Researchers have been exploring two main pathways for gene delivery: modified viruses and non-viral agents such as synthetic polymers or lipids. The challenge has been to address both toxicity and efficiency. Polypeptides, or short protein chains, are attractive materials because they are biocompatible, fine-tunable and small.
''There are very good in vitrotransfection agents available, but we cannot use them in vivo because of their toxicity or because some of the complexes are too large,'' Cheng said. ''Using our polypeptides, we can control the size down to the 200 nanometre range, which makes it a very interesting delivery system for in vivo applications.''
A polypeptide called poly-L-lysine (PLL) was an early contender in gene delivery studies. PLL has positively charged side chains - molecular structures that stem from each amino acid link in the polypeptide chain - so it is soluble in the watery cellular environment.

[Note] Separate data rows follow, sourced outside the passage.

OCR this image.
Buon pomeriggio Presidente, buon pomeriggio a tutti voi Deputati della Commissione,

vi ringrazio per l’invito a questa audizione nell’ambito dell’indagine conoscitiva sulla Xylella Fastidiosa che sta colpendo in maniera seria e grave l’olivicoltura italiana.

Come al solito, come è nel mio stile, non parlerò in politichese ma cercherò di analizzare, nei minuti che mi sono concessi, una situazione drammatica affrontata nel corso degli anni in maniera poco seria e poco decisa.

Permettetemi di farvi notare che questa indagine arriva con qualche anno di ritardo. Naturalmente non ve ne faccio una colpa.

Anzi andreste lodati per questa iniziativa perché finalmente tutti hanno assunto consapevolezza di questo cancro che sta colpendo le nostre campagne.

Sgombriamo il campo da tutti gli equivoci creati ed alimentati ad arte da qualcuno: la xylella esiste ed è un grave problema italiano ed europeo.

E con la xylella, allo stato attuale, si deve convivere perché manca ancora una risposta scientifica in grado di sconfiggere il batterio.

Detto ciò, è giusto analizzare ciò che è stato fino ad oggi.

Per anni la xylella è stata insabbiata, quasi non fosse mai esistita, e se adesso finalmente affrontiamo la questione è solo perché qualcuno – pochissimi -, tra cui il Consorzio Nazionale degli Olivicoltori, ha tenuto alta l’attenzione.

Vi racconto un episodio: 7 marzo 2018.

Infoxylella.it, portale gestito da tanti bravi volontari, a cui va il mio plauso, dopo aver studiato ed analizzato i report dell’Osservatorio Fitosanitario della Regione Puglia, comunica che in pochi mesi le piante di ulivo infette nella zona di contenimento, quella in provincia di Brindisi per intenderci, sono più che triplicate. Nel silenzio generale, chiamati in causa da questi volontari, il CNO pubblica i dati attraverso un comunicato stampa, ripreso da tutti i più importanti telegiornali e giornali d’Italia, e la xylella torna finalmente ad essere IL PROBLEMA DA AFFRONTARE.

However, PLL gradually fell into disuse because of its limited ability to deliver genes to the inside of cells, a process called transfection, and its high toxicity. Cheng postulated that PLL's low efficiency could be a function of its globular shape, as polypeptides with charged side chains tend to adopt a random coil structure, instead of a more orderly spiral helix.
''We never studied the connections of conformation with transfection efficiency, because we were never able to synthetically make materials containing both cationic charge and a high percentage of helical structures,'' Cheng said. ''This paper demonstrated for the first time that helicity has a huge impact on transfection efficiencies.''
Earlier this year, Cheng's group developed a method of making helical polypeptides with positively charged side chains. To test whether a helical polypeptide could be an efficient gene delivery agent, the group assembled a library of 31 helical polypeptides that are stable over a broad pH range and can bond to DNA for delivery. Most of them outperformed PLL and a few outstripped a leading commercial agent called polyethyleneimine (PEI), notorious for its toxicity although it is highly efficient. The helical molecules even worked on some of the hardest cells to transfect: stem cells and fibroblast cells.
''People kind of gave up on polypeptide-based materials for gene deliveries because PLL had low efficiency and high toxicity,'' Cheng said. ''The polypeptide that we designed, synthesised and used in this study has very high efficiency and also well-controlled toxicities. With a modified helical polypeptide, we demonstrated that we can outperform many commercial agents.''
The polypeptides Cheng and his co-workers developed can adopt helical shapes because the side chains are longer, so that the positive charges do not interfere with the protein's winding. The positive charges readily bind to negatively charged DNA, forming complexes that are internalised into cellular compartments called endosomes. The helical structures rupture the endosomal membranes, letting the DNA escape into the cell.
To confirm that the spiral polypeptide shape is the key to transfection, the researchers then synthesised two batches of the most efficient polypeptide: one batch with a helical shape, one with the usual random coil. The helical polypeptide far exceeded the random-coil polypeptide in both efficiency and stability.
''This demonstrates that the helicity is very important, because the polymer has exactly the same chemical makeup; the only difference is the structure,'' said Cheng, who also is associated with the Institute for Genomic Biology and the Beckman Institute for Advanced Science and Technology, both at the University of Illinois.
Next, the researchers plan to further explore their helical polypeptides' properties, especially their cell-penetrating abilities. They hope to control sequence and structure with precision for specific applications, including gene delivery, drug delivery, cell-membrane penetration and antimicrobial action.